Она нажала пружину и открыла дверь.
— Они все разошлись, но перед рассветом опять примутся за поиски. Вам поэтому нужно или скрываться здесь в течение, быть может, нескольких дней, или спасаться бегством сейчас же!
— Как можно выйти отсюда?
— Только одним путем, через часовню. Дверь в нее закрыта, но я могу показать вам место в стене, откуда настоятели наблюдали за монахами; если вы храбры, то там можно соскочить на пол и через окно в алтаре выйти на улицу. Собаки привязаны, но вы должны спешить, чтобы выиграть время!
— Хотя эта женщина и не говорит ничего, но я думаю, что мы найдем в часовне большое общество! — сказал я сеньору. — Дон Педро и его сын отправились беседовать с пленниками. Риск очень велик, но не лучше ли ему подвергнуться, чем ждать здесь?
— Да, это лучше! — ответил Стрикленд после минутного раздумья. — Лучше сразу действовать, чем чахнуть в этой дыре. К тому же мы прибыли сюда, чтобы встретиться с индейцем и, следовательно…
— А что скажет Молас? — спросил я своего товарища.
— Слова сеньора мудры, а мне совершенно безразлично, куда меня поведет тропа жизни: направо или налево, смерть все равно стережет меня!
Не без некоторого труда пролезли мы в потайную дверь и очутились в длинном проходе. Впереди шла Луиза, ведя меня за руку, остальные также следовали друг за другом. Женщина вся дрожала, так как между индейцами было поверье, что в часовне бывают привидения. Когда мы завернули за угол узкого прохода и очутились в окне среди стенных карнизов, Луиза остановилась как вкопанная, с ужасом глядя вперед и шепча заплетающимся языком:
— Матерь небесная! Привидения, привидения!
Она упала бы без чувств, если бы я не поддержал ее. Здесь проход был шире. Я показывал вам его, сеньор Джонс, еще в первое ваше посещение. Я осторожно пробрался вперед, за мною следовал сеньор Стрикленд, а за ним Молас. Могу поручиться, что ни один настоятель, наблюдавший отсюда, никогда не видел более страшного зрелища.

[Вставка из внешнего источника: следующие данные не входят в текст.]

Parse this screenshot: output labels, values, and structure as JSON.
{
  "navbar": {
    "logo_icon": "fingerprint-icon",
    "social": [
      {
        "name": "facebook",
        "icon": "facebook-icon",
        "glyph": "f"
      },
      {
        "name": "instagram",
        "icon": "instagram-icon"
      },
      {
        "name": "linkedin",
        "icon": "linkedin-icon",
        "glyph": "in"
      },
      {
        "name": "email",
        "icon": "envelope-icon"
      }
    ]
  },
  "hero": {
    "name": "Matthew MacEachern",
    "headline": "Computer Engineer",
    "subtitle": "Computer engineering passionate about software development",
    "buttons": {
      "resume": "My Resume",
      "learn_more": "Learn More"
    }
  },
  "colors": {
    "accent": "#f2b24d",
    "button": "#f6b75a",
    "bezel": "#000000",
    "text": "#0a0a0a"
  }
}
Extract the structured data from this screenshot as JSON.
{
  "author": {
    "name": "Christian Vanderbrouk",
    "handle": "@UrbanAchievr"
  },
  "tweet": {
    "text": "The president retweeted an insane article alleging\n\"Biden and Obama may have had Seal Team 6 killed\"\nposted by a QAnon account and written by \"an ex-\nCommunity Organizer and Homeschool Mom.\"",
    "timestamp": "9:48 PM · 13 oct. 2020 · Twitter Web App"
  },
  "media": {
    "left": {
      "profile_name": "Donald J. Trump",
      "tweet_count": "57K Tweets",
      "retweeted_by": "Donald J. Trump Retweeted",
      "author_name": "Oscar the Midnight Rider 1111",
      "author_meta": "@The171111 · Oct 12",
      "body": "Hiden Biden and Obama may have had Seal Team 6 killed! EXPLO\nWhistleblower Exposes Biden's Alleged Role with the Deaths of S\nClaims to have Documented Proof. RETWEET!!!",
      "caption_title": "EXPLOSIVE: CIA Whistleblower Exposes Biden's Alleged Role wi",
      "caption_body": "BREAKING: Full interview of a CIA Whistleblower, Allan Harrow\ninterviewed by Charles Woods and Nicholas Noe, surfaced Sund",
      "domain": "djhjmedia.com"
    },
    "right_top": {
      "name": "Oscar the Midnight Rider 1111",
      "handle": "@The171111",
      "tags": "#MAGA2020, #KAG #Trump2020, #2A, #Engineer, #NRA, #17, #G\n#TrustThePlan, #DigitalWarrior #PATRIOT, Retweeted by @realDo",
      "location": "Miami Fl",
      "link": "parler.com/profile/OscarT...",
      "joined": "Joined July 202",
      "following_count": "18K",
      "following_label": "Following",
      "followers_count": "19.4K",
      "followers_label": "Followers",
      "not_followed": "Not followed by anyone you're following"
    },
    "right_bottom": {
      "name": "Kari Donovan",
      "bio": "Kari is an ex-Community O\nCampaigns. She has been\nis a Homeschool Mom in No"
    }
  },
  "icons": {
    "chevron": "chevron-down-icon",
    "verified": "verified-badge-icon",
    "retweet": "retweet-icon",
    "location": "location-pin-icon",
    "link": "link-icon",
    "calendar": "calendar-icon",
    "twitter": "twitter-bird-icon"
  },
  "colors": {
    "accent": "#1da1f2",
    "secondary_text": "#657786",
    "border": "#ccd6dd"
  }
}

Вся алтарная часть была освещена луной, светившей через высокое окно, и большим фонарем, который дон Педро держал в руках, но вскоре поставил на престол. Его свет осветил группу из четырех лиц: самого дона Педро, его сына, старика-индейца и молодую девушку. Оба пленника были привязаны к колоннам у алтаря. Девушка приковала к себе все мое внимание. Распущенные волосы окаймляли изможденное лишениями лицо, но лицо это было так прекрасно, от него веяло таким благородством, что сразу трогало за душу. Она была индианка, но таких я еще никогда не встречал в своем народе: цвет ее кожи был совершенно белым, а волосы черными волнистыми прядями спадали ниже колен. Все лицо озарялось ясным взглядом больших темно-синих глаз. При довольно высоком росте удивительная стройность еще сильнее подчеркивалась складками белого платья. Лицо Зибальбая вполне совпадало с описанием Моласа. Худое, длинное, с белыми волосами и бородой лицо, орлиный нос, высокий худощавый стан с какой-то царственной осанкой. Его одежда была разорвана, обнажив мускулистое тело, на руках и на открытой груди виднелись кровавые полосы, источник которых несомненно заключался в лежавшем на полу окровавленном биче. Учащенное дыхание и пот, струившийся с лица дона Хосе, показывали, кто был палачом старика.
— Этот мул молчит! Спроси у дочери, ведь не захочет же она подвергать отца новой пытке! — проговорил сын, обращаясь к отцу по-испански.
— Моя милая, — обратился к девушке дон Педро на языке майя, — не упрямься и пожалей своего отца! Скажи, где лежит золото?